Eu, pelado no quintal, a balançar a mangueira, sacudindo, rodopiando... Nada. Não subia. Não subia nem por um decreto. Falo da água que deveria estar subindo para caixa d’água do sobrado. Da janela do prédio em frente, a vizinha e sua mãe octogenária me observavam, as duas na maior secura. O abastecimento no bairro andava ruim, mas tudo parecia ter se normalizado nos últimos dias ali pelas redondezas. Porém, do meu humilde chuveiro, um pingo tremelicava sem cair. A velhota, apesar de se dizer cega, mirava certeira como um lince o pingolim a balançar. Confessou que já encarara enoooormes racionamentos, alguns de durabilidade impressionante. “Deve ser uma bobagem, meu filho. Procure mexer na sua torneira com cuidado. Se quiser, nós duas vamos aí pra examinar seu cano”. E antes que eu dissesse algo, ela, já soltando a dentadura da boca, continuou: “Eu faço a chupeta, minha filha solta a rosca e você enfia a carrapeta”.

A vizinha da janela: família

Eu pelado no quintal mexendo nos vasos de plantas, a vizinha na janela de olho na minha pimenteira, comentei sobre a questão do pré-sal, da expectativa de tumulto por causa do leilão. Ela me respondeu dizendo que tinha Leilão sob controle. Gritou lá para dentro e eis que surge alguém com modos abrutalhados que, de pronto, não identifiquei o sexo.  "Essa é Leilão, minha prima", apresentou. "Tá cuidando da minha poupança e tá penando pra me tirar do vermelho". Segundos depois, surgiu o rapazote de olhos gulosos que eu já conhecia, sempre atento às minhas qualidades, filho da minha vizinha.  R apaz letrado, gestos delicadinhos, reclamou que ainda não tinha dinheiro para ir aos States ver o show da Lady Gaga antes de se operar. Nem quis perguntei sobre a tal operação. E o mimoso foi logo se oferecendo para vir aqui e me mostrar a coreografia da Beyoncé. Sua mãe, contrariada, o interrompeu, mandando-o para dentro com a prima sapatão.  "Não repare. Esse menino

A vizinha da janela: o panelaço

Ontem durante o panelaço, eu pelado no quintal, e a vizinha me aparece na janela, doida pra participar daquele evento cívico. Ela, que andava inconformada com o carnaval, por não terem dado títulos às suas escolas favoritas – não deu pros Inocentes de Belford Roxo, não deu Curicica, não deu o Cubango, não sentiu o frenesi da Mangueira entrando - disse que está muito PT da vida com o governo. Com receio de arranhar seu jogo novo de panelas, me mostrou sua bojuda cabaça. Arreganhada no sorriso, agarrou com fúria o pau de uma colher e, com força, estourou a cabaça. 

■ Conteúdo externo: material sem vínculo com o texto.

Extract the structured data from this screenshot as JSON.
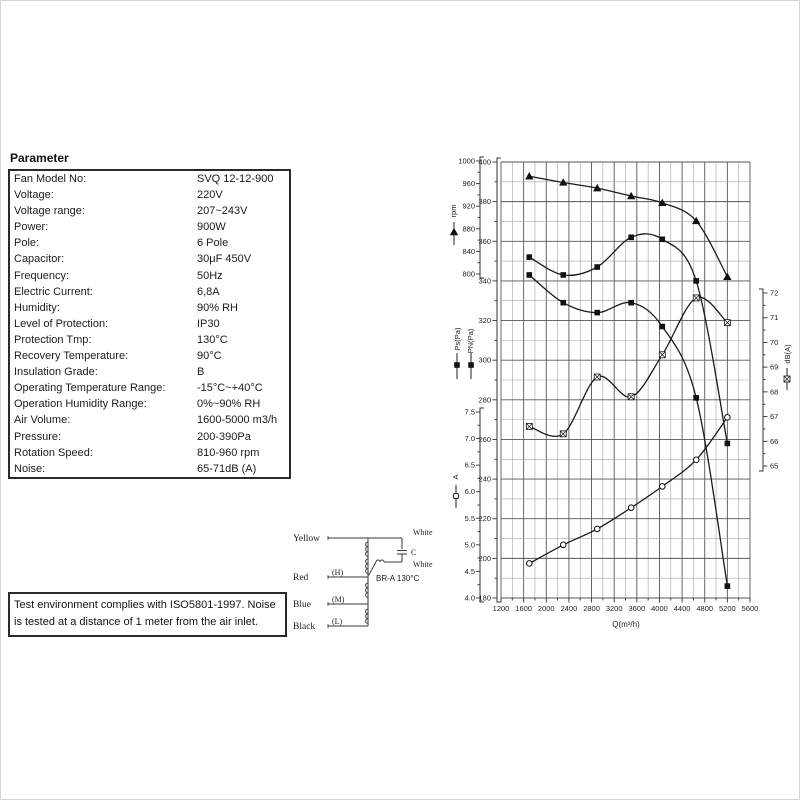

A vizinha da janela: carnaval

Eu, completamente desnudo, ainda sob o impacto da vitória da verde e rosa no carnaval, aguava minhas plantas, quando a vizinha surgiu na janela também pelada, mas usando um turbante afro.  Estranhei aquela novidade, mas minha conhecida achegadeira se gaba de ser diferente, original, apesar de usar a denominação Guarani-Kaiowá no Facebook e colorir de “bleu, blanc, rouge” sua foto de perfil. Também não gosto de ficar imitando por aí. Ela, com o olho gordo na mangueira que eu segurava, acenou num gesto de braços que me lembrou Maria Bethânia e me perguntou: “Quando você olha pra mim, você vê mais peito ou bunda?” “Vejo talento”, respondi rápido com a borracha ereta a esguichar. E ela gritou: “Ajayô!!!!!!!!!!!!!!!!!!!!!!!!!”